Segment Any Flakes— A Quantum Crystal-Based Tokenization Learning Approach to Quantum 2D Material Understanding

Detecting two-dimensional (2D) materials within silicon chips poses a significant challenge in the realm of quantum machines due to the complexities of data collection. Recently, artificial intelligence (AI) and deep learning have demonstrated remarkable success across various fields, and research into 2D quantum materials stands to benefit from these advancements. The Segment Anything Model (SAM) is a notable development in the expansion of segmentation models, offering powerful zero-shot capabilities and flexible prompting. However, despite being trained on 1.1 billion masks, SAM’s mask prediction quality is often insufficient, particularly when dealing with objects featuring intricate structures, such as quantum flakes. This work addresses the limitations of SAM in detecting 2D quantum flakes, particularly its tendency to over-segment flakes due to variations in thickness.

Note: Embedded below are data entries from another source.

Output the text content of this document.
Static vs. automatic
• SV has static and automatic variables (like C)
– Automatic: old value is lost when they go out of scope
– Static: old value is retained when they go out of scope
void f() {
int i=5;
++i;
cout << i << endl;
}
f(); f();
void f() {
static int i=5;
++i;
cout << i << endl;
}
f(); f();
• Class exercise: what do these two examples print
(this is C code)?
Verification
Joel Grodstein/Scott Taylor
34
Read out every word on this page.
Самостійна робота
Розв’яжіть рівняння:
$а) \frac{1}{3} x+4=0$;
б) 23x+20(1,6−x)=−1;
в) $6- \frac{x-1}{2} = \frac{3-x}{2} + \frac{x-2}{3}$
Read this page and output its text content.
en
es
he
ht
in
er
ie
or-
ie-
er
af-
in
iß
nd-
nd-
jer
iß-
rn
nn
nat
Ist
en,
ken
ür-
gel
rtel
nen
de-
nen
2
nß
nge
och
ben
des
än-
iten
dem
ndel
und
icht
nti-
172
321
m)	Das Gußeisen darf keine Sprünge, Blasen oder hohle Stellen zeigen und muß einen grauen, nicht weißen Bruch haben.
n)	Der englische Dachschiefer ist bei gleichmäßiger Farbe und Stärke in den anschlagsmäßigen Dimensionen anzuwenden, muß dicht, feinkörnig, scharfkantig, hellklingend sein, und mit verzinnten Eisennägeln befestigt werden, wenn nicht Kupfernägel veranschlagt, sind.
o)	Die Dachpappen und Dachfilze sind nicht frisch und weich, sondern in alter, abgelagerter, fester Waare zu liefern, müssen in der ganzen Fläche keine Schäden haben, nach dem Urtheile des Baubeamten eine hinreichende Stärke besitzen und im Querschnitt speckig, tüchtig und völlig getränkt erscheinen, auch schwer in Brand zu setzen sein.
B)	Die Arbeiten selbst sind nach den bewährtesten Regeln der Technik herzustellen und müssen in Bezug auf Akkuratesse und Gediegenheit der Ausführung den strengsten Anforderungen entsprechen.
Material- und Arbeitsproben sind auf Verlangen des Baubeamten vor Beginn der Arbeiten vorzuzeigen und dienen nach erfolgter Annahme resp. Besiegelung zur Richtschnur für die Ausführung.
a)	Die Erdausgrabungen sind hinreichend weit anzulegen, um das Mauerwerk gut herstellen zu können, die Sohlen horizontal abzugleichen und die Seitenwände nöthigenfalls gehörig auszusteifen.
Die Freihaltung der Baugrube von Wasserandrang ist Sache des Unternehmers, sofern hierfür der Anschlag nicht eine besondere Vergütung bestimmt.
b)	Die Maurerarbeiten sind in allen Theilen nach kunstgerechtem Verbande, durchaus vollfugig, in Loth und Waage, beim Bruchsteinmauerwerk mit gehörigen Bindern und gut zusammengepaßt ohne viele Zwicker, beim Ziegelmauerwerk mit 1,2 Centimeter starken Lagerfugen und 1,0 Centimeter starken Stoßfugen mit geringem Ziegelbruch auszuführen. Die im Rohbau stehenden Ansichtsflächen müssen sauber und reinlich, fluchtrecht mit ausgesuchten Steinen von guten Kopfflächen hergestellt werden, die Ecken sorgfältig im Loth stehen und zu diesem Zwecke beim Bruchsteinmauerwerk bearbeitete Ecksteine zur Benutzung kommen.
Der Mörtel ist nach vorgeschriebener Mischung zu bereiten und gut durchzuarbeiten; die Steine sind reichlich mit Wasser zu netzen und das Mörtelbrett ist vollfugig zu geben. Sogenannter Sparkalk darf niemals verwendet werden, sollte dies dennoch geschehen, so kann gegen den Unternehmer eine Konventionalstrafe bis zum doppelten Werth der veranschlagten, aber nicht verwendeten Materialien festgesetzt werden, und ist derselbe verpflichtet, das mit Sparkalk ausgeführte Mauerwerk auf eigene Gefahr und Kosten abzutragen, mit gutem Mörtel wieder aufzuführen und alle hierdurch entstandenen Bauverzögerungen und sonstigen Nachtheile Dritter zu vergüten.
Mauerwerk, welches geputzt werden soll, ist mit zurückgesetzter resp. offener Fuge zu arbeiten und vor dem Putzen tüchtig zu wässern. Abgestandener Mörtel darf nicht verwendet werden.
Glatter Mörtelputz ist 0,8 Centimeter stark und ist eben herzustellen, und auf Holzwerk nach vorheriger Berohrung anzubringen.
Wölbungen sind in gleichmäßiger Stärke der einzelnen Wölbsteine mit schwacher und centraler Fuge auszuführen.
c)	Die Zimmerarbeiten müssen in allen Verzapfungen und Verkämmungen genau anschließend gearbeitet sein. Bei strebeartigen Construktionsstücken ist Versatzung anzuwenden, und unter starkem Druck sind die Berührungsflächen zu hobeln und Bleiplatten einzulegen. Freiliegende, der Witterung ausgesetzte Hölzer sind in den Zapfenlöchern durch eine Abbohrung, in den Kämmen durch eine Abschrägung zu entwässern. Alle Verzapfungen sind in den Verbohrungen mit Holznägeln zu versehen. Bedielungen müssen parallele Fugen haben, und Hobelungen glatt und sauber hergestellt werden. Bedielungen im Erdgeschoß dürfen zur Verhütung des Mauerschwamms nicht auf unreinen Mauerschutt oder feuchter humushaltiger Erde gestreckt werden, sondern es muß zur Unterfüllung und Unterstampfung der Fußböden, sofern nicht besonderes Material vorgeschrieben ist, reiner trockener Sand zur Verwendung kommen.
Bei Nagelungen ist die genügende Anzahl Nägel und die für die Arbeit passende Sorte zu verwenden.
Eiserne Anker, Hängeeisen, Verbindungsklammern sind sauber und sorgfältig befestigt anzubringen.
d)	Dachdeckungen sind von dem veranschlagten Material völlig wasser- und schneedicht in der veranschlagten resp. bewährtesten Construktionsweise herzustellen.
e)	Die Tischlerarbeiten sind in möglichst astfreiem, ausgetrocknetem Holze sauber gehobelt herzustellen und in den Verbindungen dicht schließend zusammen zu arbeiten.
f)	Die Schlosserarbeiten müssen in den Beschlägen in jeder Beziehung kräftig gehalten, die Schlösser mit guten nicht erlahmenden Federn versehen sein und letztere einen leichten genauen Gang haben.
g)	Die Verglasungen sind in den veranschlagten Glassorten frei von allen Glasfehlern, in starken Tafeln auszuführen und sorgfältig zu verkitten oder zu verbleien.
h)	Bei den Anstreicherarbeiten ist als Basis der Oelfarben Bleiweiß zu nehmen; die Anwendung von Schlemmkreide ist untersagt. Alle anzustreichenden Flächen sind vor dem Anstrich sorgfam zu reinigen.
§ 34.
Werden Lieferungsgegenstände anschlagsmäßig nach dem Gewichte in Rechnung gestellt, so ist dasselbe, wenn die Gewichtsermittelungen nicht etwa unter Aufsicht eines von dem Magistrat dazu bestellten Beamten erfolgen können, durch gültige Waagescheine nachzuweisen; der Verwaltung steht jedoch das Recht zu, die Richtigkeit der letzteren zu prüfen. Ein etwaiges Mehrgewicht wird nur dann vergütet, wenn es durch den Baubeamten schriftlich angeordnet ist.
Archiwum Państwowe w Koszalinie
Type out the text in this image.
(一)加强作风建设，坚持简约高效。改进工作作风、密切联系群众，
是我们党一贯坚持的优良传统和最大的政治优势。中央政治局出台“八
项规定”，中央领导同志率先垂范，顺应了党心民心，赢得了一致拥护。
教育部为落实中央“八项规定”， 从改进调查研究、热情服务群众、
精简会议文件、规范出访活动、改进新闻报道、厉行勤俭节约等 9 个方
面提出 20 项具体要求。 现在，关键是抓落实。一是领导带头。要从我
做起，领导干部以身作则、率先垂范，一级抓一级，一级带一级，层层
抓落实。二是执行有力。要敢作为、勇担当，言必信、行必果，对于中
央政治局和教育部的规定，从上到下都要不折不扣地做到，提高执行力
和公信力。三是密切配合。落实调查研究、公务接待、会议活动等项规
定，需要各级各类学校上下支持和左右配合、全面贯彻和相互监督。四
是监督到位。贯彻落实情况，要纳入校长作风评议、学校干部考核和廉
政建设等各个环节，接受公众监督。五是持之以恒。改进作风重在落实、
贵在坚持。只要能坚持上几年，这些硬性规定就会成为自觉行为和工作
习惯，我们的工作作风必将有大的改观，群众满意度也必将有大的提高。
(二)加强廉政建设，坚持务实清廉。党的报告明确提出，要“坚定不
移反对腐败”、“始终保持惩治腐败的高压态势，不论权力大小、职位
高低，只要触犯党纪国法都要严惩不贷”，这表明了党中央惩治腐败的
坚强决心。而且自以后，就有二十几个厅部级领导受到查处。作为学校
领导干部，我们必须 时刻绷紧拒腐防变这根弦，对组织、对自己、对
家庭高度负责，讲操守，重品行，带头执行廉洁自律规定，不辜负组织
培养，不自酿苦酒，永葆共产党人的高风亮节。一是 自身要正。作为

This issue arises because SAM treats different regions of a single flake as separate segments, leading to reduced mean average precision (mAP) by generating multiple predictions for a single flake. To address this challenge, we introduce a novel approach that contains three key contributions: (1). A high-quality dataset specifically tailored for quantum 2D flake detection, with detailed annotations based on individual boundaries. (2) A self-supervised learning (SSL) algorithm designed to better capture the intrinsic properties of quantum flakes, enhancing the model's representation and understanding of these materials. (3) The integration of our dataset and SSL approach into SAM resulted in significant performance improvements and a marked reduction in false positives during flake segmentation. Our work lays the foundation for more accurate and reliable segmentation of 2D materials, advancing quantum research.